Bloodborne PSX Demake, projekt fanów inspirowany kultową grą, niedawno spotkał się z roszczeniem o prawa autorskie, podążając śladami modu Bloodborne 60 FPS, który w zeszłym tygodniu stanął w obliczu podobnego losu. Lance McDonald, twórca znanego modu Bloodborne 60FPS, ujawnił, że otrzymał zawiadomienie o usunięciu od Sony Interactive Entertainment, zmuszając go do usunięcia linków do jego łatki z Internetu. Ta akcja nastąpiła cztery lata po pierwszym wydaniu modu.

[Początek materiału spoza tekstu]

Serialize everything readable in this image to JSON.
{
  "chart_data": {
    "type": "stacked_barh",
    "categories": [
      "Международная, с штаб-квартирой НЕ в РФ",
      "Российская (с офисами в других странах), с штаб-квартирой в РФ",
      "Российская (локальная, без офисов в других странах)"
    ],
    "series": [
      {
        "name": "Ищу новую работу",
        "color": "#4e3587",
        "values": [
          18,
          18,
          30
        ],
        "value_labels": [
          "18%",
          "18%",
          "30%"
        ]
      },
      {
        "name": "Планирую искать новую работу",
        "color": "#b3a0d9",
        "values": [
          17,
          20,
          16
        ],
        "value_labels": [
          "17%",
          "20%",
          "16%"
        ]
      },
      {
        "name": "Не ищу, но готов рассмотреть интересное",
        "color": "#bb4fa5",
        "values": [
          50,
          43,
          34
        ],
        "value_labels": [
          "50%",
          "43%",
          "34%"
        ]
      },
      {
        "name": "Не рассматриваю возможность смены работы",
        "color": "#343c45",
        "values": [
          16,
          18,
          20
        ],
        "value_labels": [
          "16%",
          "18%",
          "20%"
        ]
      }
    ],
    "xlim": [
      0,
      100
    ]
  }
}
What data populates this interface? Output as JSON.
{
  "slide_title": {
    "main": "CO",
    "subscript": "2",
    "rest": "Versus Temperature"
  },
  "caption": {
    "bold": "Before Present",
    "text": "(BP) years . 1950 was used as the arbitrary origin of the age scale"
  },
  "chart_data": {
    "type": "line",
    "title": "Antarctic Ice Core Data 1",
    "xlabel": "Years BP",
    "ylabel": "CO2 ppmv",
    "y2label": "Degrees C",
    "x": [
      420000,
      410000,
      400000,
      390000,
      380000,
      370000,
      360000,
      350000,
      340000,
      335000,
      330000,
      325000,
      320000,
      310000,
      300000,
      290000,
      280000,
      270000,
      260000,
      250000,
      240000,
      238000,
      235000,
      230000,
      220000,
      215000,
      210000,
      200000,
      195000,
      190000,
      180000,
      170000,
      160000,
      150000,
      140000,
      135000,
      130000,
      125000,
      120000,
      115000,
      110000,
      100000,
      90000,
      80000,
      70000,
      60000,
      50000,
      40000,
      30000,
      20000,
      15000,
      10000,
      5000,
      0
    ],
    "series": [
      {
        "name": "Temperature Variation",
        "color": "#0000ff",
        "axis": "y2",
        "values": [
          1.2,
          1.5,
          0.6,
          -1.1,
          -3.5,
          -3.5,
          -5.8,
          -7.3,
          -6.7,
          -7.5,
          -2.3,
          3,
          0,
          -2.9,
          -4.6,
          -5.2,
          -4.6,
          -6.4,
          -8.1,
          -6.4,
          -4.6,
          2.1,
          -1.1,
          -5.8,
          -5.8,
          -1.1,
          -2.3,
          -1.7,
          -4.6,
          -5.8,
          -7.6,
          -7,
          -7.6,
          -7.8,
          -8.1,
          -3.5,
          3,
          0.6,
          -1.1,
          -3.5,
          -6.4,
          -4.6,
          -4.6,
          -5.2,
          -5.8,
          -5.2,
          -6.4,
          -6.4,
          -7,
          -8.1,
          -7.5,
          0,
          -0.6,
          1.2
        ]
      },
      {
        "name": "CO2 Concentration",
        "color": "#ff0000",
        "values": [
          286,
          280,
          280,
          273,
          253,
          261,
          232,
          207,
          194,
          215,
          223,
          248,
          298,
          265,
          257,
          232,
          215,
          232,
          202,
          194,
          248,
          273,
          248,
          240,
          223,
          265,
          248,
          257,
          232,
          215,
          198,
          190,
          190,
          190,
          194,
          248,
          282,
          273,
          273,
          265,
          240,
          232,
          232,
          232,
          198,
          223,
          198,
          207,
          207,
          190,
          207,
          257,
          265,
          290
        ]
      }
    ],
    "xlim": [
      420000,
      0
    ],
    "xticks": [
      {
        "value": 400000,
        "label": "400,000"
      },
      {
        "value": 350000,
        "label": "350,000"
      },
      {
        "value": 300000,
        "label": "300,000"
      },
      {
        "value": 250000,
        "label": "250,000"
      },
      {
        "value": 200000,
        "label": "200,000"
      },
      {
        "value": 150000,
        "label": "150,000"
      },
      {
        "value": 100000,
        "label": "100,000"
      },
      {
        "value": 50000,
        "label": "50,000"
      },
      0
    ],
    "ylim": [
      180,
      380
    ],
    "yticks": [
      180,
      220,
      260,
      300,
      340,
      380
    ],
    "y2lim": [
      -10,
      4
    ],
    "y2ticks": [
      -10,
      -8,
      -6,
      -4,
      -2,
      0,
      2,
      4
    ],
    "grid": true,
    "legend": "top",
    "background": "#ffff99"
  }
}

Lilith Walther, kreatywna siła stojąca za koszmarową kartą (wcześniej Bloodborne Kart) i uderzający wizualnie Bloodborne Psx Demake, udostępnił na Twitterze, że film na YouTube pokazujący demake został trafiony roszczeniem o prawe prawe przez Markscan Enforcement. McDonald wyjaśnił ponadto, że Markscan jest firmą zatrudnioną przez Sony Interactive Entertainment, tym samym podmiotem odpowiedzialnym za usunięcie DMCA jego łatki 60 klatek na sekundę. Wyraził swoje zamieszanie i frustrację z powodu tych działań, kwestionując motywy Sony.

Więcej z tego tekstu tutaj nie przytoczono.